Susan Gregory Thomas is about to release her book on the impact of divorce on her generation. Due to the publication of an excerpt in the Wall Street Journal on line earlier this week, there are already discussions everywhere about divorce. Instead of asking “Where were you when JFK was killed?” her generation is asking, “Where were you on D Day? i.e., When did your parents get divorced?” Ms. Thomas asserts the divorce was the seminal life altering event for her generation.
She argues that her generation’s outlook about marriage, children, commitment, and divorce always stems from the horrible fall-out on the children by their parents’ divorces in the 1970’s. “To allow our own marriages to end in divorce is to live out our worst childhood fears…it is like slashing open our own wounds and turning the knife on our babies. To consider it is unbearable.”
While the excerpt goes on about how much care and caution is put into marriages, the author notes that her marriage, like many others, still wound up in divorce despite the couple’s best intentions.

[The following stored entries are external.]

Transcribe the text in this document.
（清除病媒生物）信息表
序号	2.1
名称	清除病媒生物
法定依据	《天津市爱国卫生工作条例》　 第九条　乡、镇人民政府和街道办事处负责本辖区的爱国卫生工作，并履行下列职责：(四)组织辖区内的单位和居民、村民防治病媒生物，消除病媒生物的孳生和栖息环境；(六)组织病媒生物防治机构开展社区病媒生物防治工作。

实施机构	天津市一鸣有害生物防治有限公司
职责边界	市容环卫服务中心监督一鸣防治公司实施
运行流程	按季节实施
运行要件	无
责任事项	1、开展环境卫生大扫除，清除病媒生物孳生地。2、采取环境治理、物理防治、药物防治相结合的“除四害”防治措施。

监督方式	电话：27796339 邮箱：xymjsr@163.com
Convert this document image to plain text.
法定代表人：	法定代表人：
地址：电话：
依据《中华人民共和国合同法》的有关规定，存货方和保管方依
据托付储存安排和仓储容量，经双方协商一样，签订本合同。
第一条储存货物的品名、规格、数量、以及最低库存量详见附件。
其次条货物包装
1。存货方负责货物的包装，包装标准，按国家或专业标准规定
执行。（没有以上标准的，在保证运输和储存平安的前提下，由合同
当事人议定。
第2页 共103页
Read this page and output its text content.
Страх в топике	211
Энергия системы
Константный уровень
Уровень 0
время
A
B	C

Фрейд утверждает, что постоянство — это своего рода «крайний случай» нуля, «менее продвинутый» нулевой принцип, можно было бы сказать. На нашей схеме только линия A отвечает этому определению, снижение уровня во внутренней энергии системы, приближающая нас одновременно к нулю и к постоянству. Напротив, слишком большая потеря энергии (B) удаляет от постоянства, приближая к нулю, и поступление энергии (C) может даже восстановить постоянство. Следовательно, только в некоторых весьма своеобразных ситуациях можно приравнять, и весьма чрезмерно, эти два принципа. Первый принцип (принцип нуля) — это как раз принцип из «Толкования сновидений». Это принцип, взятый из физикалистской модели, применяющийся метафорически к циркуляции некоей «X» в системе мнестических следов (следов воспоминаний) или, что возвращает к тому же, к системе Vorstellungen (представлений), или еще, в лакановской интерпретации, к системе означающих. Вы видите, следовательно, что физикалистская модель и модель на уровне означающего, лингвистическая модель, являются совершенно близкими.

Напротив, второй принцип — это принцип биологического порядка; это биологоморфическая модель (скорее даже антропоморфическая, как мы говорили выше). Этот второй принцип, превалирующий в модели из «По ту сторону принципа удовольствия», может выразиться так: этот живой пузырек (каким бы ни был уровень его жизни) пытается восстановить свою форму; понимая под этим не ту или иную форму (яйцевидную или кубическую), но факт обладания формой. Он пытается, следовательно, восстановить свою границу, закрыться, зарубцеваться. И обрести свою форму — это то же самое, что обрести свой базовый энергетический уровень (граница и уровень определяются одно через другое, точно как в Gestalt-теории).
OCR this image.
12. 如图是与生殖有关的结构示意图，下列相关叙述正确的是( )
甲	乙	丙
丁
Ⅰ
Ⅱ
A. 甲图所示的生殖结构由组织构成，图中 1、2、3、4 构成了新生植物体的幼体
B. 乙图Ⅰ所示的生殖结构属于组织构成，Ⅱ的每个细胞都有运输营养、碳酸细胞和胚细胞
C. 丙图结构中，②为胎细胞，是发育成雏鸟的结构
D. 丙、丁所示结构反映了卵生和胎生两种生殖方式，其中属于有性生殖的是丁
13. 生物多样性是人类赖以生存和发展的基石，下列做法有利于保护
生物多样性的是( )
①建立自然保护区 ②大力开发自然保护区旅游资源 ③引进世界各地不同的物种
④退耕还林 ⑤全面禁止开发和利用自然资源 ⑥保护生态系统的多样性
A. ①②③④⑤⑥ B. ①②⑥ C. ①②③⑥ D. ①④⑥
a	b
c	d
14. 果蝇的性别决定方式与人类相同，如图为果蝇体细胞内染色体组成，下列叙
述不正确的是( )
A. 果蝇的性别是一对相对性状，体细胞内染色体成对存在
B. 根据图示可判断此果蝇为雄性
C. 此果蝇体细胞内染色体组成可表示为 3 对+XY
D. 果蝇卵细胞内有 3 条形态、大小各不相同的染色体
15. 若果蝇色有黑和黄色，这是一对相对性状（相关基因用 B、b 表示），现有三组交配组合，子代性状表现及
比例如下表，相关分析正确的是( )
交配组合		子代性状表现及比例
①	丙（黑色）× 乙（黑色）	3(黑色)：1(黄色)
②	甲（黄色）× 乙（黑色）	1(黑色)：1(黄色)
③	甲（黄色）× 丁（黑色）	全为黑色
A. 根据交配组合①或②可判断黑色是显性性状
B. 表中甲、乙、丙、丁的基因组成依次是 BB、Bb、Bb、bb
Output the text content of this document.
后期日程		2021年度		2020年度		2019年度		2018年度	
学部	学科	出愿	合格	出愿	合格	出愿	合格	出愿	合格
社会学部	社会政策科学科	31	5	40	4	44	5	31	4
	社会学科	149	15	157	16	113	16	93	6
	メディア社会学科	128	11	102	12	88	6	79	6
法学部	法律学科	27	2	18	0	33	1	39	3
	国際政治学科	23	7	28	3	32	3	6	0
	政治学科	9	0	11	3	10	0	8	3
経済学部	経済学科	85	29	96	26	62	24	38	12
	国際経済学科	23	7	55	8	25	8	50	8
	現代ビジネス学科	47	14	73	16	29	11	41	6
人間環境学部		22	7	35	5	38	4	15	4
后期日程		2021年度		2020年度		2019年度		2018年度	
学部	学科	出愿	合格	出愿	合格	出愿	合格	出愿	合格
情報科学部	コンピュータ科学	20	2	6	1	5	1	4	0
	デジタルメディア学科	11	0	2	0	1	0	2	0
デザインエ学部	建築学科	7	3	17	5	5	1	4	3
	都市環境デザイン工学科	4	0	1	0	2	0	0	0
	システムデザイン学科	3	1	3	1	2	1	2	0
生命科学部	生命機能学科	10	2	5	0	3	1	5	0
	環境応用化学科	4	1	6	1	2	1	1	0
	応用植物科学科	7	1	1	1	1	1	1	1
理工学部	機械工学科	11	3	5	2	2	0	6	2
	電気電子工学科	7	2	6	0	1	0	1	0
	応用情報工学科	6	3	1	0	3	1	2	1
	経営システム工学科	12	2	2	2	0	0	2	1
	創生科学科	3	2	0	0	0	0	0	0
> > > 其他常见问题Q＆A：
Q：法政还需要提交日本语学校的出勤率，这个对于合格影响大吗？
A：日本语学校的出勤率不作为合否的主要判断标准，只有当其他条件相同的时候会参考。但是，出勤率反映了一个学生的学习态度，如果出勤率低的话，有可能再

One point she makes about infidelity I absolutely agree with – infidelity today is much more likely to lead to divorce and that the mores of sexual infidelity are undergoing a profound change. About 5 years ago I saw a change in the causes of marital breakups. Unlike the divorces of the previous 25 plus years where finances and addictions were often the cause of discontent, I noticed more recently that in virtually all the divorces I was mediating, infidelity caused the breakdown of trust and the bonds holding the couple together. Interestingly, even with so many women in the work place, in the majority of couples I work with, it is often the man who has the extra marital affair.
Ms. Thomas then advocates for a “friendly divorce”, which is not an oxymoron, but a trend and a “real possibility.” She says it perfectly: “Relatively inexpensive and non-adversarial divorce mediation – rather than pricey, contentious litigation – is now more common than ever. Many of us are all too familiar with the brutal court fights of our parents and we have no intention of putting our kids through it, too.”
Thank you Ms. Thomas – those of us in the divorce mediation and collaborative law practices know exactly what she is advocating and why it works. A 1994 University of Virginia study found that couples who mediated their divorce are more likely to communicate regularly about their children’s needs and problems, and to participate in their children’s school and special events, activities, holidays and vacations.
Ms. Thomas also advocates for joint custody which reduces family strife; studies show that there is less conflict with former spouses in such arrangements. Ms. Thomas concludes that while no parent feels good as a divorced parent, “we have not had our parents’ divorces either. We can only hope that in this, we have done it differently in the right way.”
Yes, Ms. Thomas and to all of you, you have done it differently and in the right way.